Questa convergenza è anche culturale. Per Chiara Novello, senior manager HR, “Le tecnologie stanno producendo dei forti impatti nelle organizzazioni, non solo in sé e per sé ma perché cambiano i task e le competenze annesse”. “Oggi si tende a preoccuparsi dell’AI (o del prossimo trend tecnologico) che ci ruberà il lavoro, ma la questione è mal posta: non si tratta di perdere lavoro, ma di svolgerlo in modo diverso. Occorre, cioè, agire in modo diverso seppur nel medesimo ruolo. Il compito dell’HR, insieme al CIO, è proprio quello di aiutare questa trasformazione, rinnovandosi a sua volta”. Da qui l’invito a far lavorare alla pari IT e HR: “Non è affatto un obiettivo facile da raggiungere, anzi, siamo lontani. L’HR soffre ancora di un gap, non si addentra nei temi della tecnologia”. “Per questo in tanti casi i CIO si rivolgono direttamente agli head hunter o a consulenti esterni aggirando l’ostacolo di un HR interno troppo tradizionale. L’HR funziona ancora con un’organizzazione vecchio stile, solo parzialmente toccata dalla trasformazione digitale e concentrata sui compiti classici del recruitment, della formazione o dell’amministrazione. Questi temi “classici” restano importanti, ma va costruito un nuovo ruolo dell’HR come partner della trasformazione, quasi di Chief Innovation Officer dedicato a tutelare la sostenibilità organizzativa e l’employability della forza lavoro, garantendo la continua evoluzione dei modi di lavorare. CIO, CTO, Innovation Officer e HR sono parte di una stessa squadra che deve lavorare insieme e alla pari sui progetti e sull’impostazione strategica”.

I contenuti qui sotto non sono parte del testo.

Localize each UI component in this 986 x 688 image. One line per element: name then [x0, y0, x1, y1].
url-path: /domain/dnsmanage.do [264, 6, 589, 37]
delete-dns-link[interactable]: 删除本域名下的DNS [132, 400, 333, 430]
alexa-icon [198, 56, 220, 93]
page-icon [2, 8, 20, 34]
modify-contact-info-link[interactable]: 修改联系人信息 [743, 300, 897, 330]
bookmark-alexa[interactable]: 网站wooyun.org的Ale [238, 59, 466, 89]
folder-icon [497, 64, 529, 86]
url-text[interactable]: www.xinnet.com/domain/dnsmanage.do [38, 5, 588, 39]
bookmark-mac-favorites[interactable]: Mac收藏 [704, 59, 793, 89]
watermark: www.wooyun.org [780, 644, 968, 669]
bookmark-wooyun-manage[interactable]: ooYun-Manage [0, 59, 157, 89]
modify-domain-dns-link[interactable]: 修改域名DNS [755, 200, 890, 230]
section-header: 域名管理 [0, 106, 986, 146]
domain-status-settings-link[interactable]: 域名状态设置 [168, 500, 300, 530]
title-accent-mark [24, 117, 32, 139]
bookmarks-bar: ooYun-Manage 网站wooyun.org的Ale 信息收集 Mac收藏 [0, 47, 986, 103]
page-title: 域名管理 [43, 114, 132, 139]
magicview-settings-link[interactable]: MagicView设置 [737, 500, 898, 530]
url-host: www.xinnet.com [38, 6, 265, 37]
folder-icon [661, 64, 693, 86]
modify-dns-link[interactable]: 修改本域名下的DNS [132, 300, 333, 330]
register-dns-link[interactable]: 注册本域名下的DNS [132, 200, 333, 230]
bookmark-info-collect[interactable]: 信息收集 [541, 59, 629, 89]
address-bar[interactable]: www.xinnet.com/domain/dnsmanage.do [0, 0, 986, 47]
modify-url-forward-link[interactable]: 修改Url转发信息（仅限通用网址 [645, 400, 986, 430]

Il cambiamento richiede leadership empatica. Armando Novara, CIO e CISO di Intecs, lo sintetizza: “L’aspetto umano non va lasciato in secondo piano: il CIO deve saper gestire le persone e la loro interazione. Deve essere come un tutor”. “Qui entrano in gioco le soft skill del CIO, perché nel people management non esistono regole scritte, ma doti innate di psicologia, attitudine alla gestione conflitti, capacità di rendere meno complessa una situazione critica e sopportare il peso dello stress, alleviando le tensioni nel team. Rendere l’ambiente più umano, parlare con le persone e lasciare la porta aperta alle loro emozioni, esigenze e complessità: sono queste sono le regole non scritte del CIO people manager”. In parallelo, il CIO guida IT e AI Literacy per tutta la popolazione aziendale: “Oggi i CIO hanno anche la responsabilità di affrontare i temi legati all’intelligenza artificiale”. “Devono, per esempio, capire quali tool integrare per facilitare il business e far comprendere a CEO e imprenditori che l’AI può migliorare le decisioni, l’efficienza e la redditività. Oltre a digitalizzare i processi interni e ad automatizzare le attività ripetitive per liberare tempo ai collaboratori, devono occuparsi di migliorare la comunicazione interna ed esterna con strumenti digitali e formare il personale sull’utilizzo delle nuove tecnologie, la cosiddetta IT Literacy”. È il modo più efficace per far percepire l’innovazione “non come costo, ma come investimento per garantire continuità e competitività all’impresa”.